Comment: | After we de-serialize the PHP data on disk we end up with a Perl hash
with UTF-8 data but none of the scalars have UTF-8 markers indicating
that.
That results in YAML::Syck dumping ugly YAML because it thinks we have
raw bytes instead of proper UTF-8.
Recurse through the hash and fix that.
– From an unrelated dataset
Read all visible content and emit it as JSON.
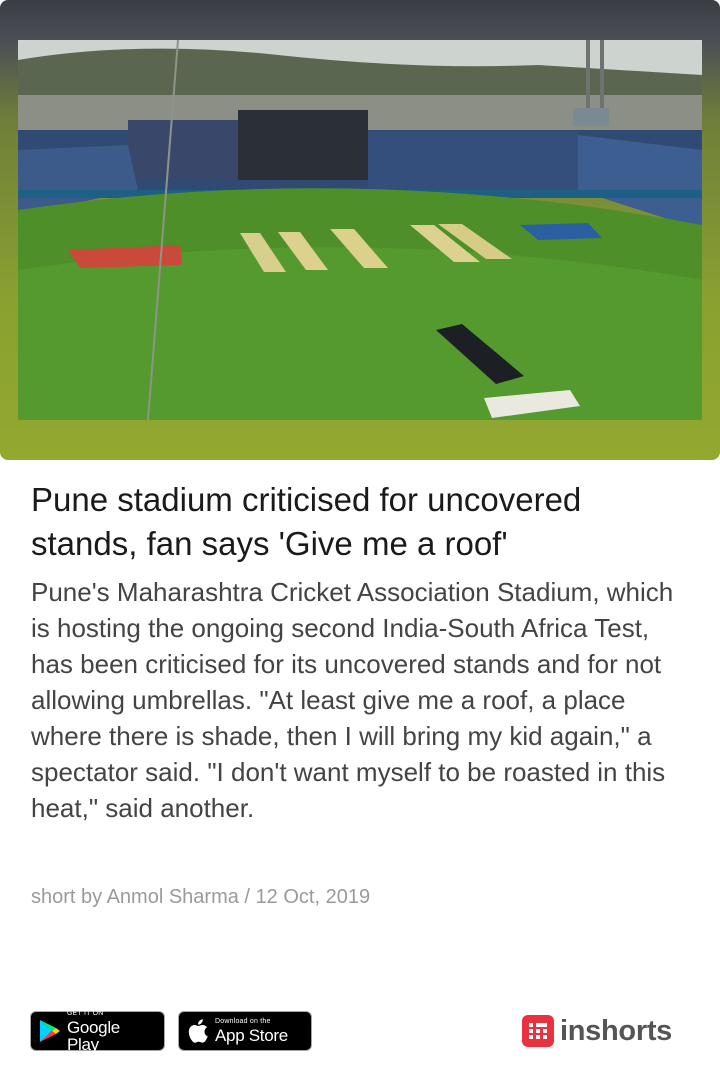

To reproduce this issue try doing:
# php -r '$a = array("a key" => "a value", "a kíe" => "a valjúe"); echo serialize($a), "\n";' > serialized
# ^^ this yields qq[a:2:{s:5:"a key";s:7:"a value";s:6:"a kíe";s:9:"a valjúe";}] in 'serialized'
# cat serialized | perl load-and-dump.pl
# SAME: # cat serialized | perl -Cio load-and-dump.pl
use feature ':5.10';
use strict;
use warnings;
use YAML::Syck 'Dump';
use PHP::Serialization 'unserialize';
use File::Slurp 'slurp';
use Data::Dump 'dump';
use Encode 'decode';
my $serialized = join '', <STDIN>;
my $unserialized = unserialize($serialized);
my $unserialized_utf8;
while (my ($k, $v) = each %$unserialized) {
my $d_k = decode "utf-8", $k;
my $d_v = decode "utf-8", $v;
$unserialized_utf8->{$d_k} = $d_v;
}
say Dump $serialized;
# "a:2:{s:5:\"a key\";s:7:\"a value\";s:6:\"a kíe\";s:9:\"a valjúe\";}\n"
say Dump $unserialized;
# a key: a value
# "a k\xC3\xADe": "a valj\xC3\xBAe"
say Dump $unserialized_utf8;
# a key: a value
# a kíe: a valjúe
Or this. Which recursively iterates:
# perl load-and-dump.pl serialized
use feature ':5.10';
use strict;
use warnings;
use YAML::Syck 'Dump';
use PHP::Serialization 'unserialize';
use File::Slurp 'slurp';
my $serialized = slurp(shift);
my $unserialized = unserialize($serialized);
my $unserialized_utf8 = deutf8($unserialized);
say Dump $unserialized_utf8;
# Just marks hash values as utf8, recursively. Doesn't touch keys (how
# does that work anyway with keys being char*?!)
sub iterate_and_mark_utf8
{
my ($hash, @path) = @_;
while (my ($k, $v) = each %$hash)
{
if (ref $v eq 'HASH')
{
iterate_and_mark_utf8($v, @path, $k);
}
else
{
utf8::decode($hash->{$k});
}
}
}
sub deutf8 {
if(ref($_[0]) eq "HASH") {
return { map { deutf8($_) } %{$_[0]} };
} else {
my $s = $_[0];
utf8::decode($s);
return $s;
}
} |